Pochi sanno infatti che il maiale è un animale intelligente, sensibile e molto comunicativo, che è curioso, dotato di buona memoria, che adora giocare ed essere coccolato, che distingue oggetti e rumori, che ha capacità cognitive superiori a quelle di un cane e abilità nel gioco pari a quella di un bambino di tre anni, che un piccolo di poche settimane impara il suo nome e sa già rispondere al richiamo.
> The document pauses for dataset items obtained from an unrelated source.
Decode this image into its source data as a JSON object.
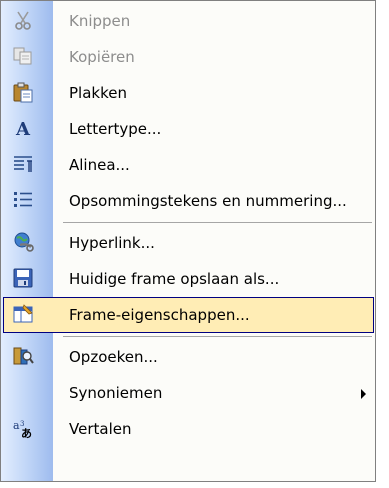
{
  "menu": {
    "items": [
      {
        "label": "Knippen",
        "icon": "scissors-icon",
        "enabled": false
      },
      {
        "label": "Kopiëren",
        "icon": "copy-icon",
        "enabled": false
      },
      {
        "label": "Plakken",
        "icon": "paste-icon",
        "enabled": true
      },
      {
        "label": "Lettertype...",
        "icon": "font-icon",
        "enabled": true
      },
      {
        "label": "Alinea...",
        "icon": "paragraph-icon",
        "enabled": true
      },
      {
        "label": "Opsommingstekens en nummering...",
        "icon": "bullets-icon",
        "enabled": true
      },
      {
        "label": "Hyperlink...",
        "icon": "hyperlink-icon",
        "enabled": true
      },
      {
        "label": "Huidige frame opslaan als...",
        "icon": "save-icon",
        "enabled": true
      },
      {
        "label": "Frame-eigenschappen...",
        "icon": "frame-properties-icon",
        "enabled": true,
        "highlighted": true
      },
      {
        "label": "Opzoeken...",
        "icon": "research-icon",
        "enabled": true
      },
      {
        "label": "Synoniemen",
        "icon": "",
        "enabled": true,
        "submenu": true
      },
      {
        "label": "Vertalen",
        "icon": "translate-icon",
        "enabled": true
      }
    ]
  },
  "colors": {
    "highlight_fill": "#ffedb5",
    "highlight_border": "#000080",
    "disabled_text": "#8d8d8d",
    "gutter_light": "#e3eefe",
    "gutter_dark": "#9ebbee"
  }
}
Pochi sanno che i maiali, quando le loro esigenze naturali vengono annullate, sviluppano atteggiamenti nevrotici e arrivano a mutilarsi, nello stesso modo in cui reagiscono gli esseri umani che hanno affrontato la prigionia, l’isolamento e la tortura.
Una mostra che non finirà di stupire ma invoglierà i visitatori a saperne di più, magari decidendo di andare a trovare questo eclettico collezionista che volentieri apre le porte della sua casa, quasi fosse un museo, ai curiosi che decidono di fargli visita.
Accompagna la mostra il catalogo studiato dalla giovane designer Giada Chervatin con foto di Alessandra Toninello e la collaborazione di Marco Pittarello.